Date: July 26, 2016
Author: Mark Hayes (Twitter: @Hayesy24)

Six-hole golf on European Tour cards

European Tour boss Keith Pelley has flagged a radical change in the way we watch – and play – golf.

Pelley, less than a year into his role as chief executive, signalled the Tour’s desire to play six-hole events in its 2018 schedule.

The Canadian has consistently mooted plans to embrace new formats and change to modernise golf, with players wearing shorts in pro-ams and introducing measures to speed up play.

And he says short-form golf will open up a whole new market.

“Golf has to be a little more open to letting the youth actually participate," Pelley told BBC Radio this week. “There's no question that is something we believe in as well.

“You look at some of the new formats that have been created — when you look at adventure golf, or the brand Top Golf … it's really geared towards millennials, so the way that people are participating in the game is completely different.

“Let's be honest — and scientific data proves this — attention spans are decreasing as opposed to increasing and it's completely different when the choice people have to consume content now is so different than it was 35-40 years ago.

“So you have to change, people's time is so precious that golf – I think every golf course being built needs to be six holes, six holes, six holes – so that people can go at the beginning before they go to work.”

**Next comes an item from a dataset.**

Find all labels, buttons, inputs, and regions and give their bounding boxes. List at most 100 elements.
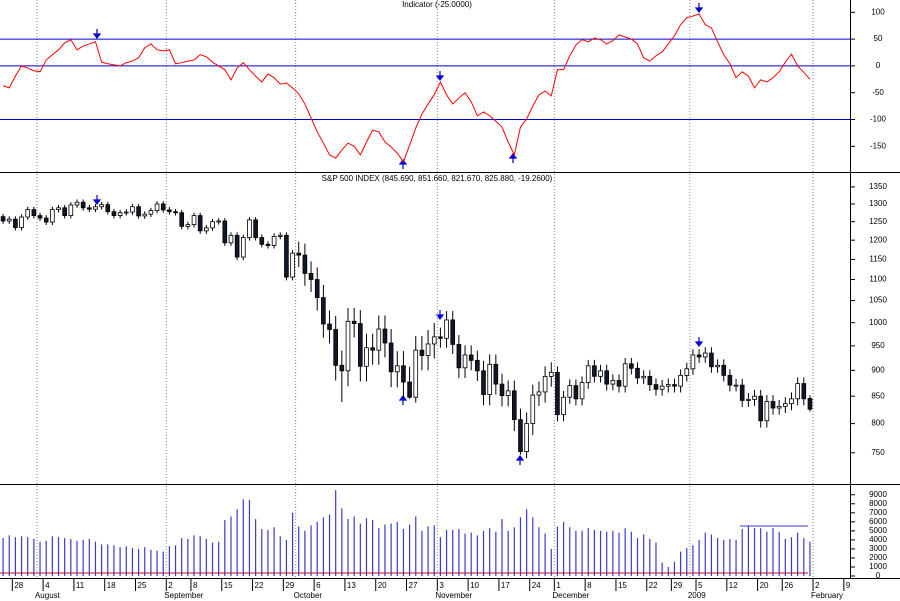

Pelley said the success of Twenty20 in boosting attendances as a reason for change with TV audiences flocking to short-form cricket.

“From our perspective … we are looking to create a format that would be six holes.

“That could be an hour, an hour-and-a-half content program which would be very entertaining.

“Our leaderboard is always filled with a bunch of different flags and it would probably be a country competition, so you could probably see England playing Scotland in six-hole match play with time clocks and music and so forth going on and it would be an aspirational goal to be even remotely as successful as Twenty20 cricket.

“But If you're not prepared to change, if you're not prepared to be innovative, if you're not prepared to take chances, then I do believe that the sports that aren't will fall behind.

“We'd like to experiment … in 2017 and maybe roll it out in 2018. It's still in the infancy stages of being developed.

“The tradition, the integrity of the game, the 72-hole tournament will always be there in some form. But if you catapult ahead 10 or 15 years, the game of golf will be consumed completely differently and there will be different formats that will be successful as content entertainment makers.”

Pelley didn’t rule out changing the European Tour’s name to reflect its increasingly global nature.

Europe and the Asian Tour recently announced a strategic partnership and with just 19 of the 50 2016 European Tour events staged in Europe, Pelley is open to rebranding.

“You can't play 47 weeks in Europe, hence the reason that we started to move all around the world and since then we've expanded and as early as this week we've announced a strategic alliance with the Asian Tour, so our position in Asia is going to grow: we've opened an office recently in Korea.”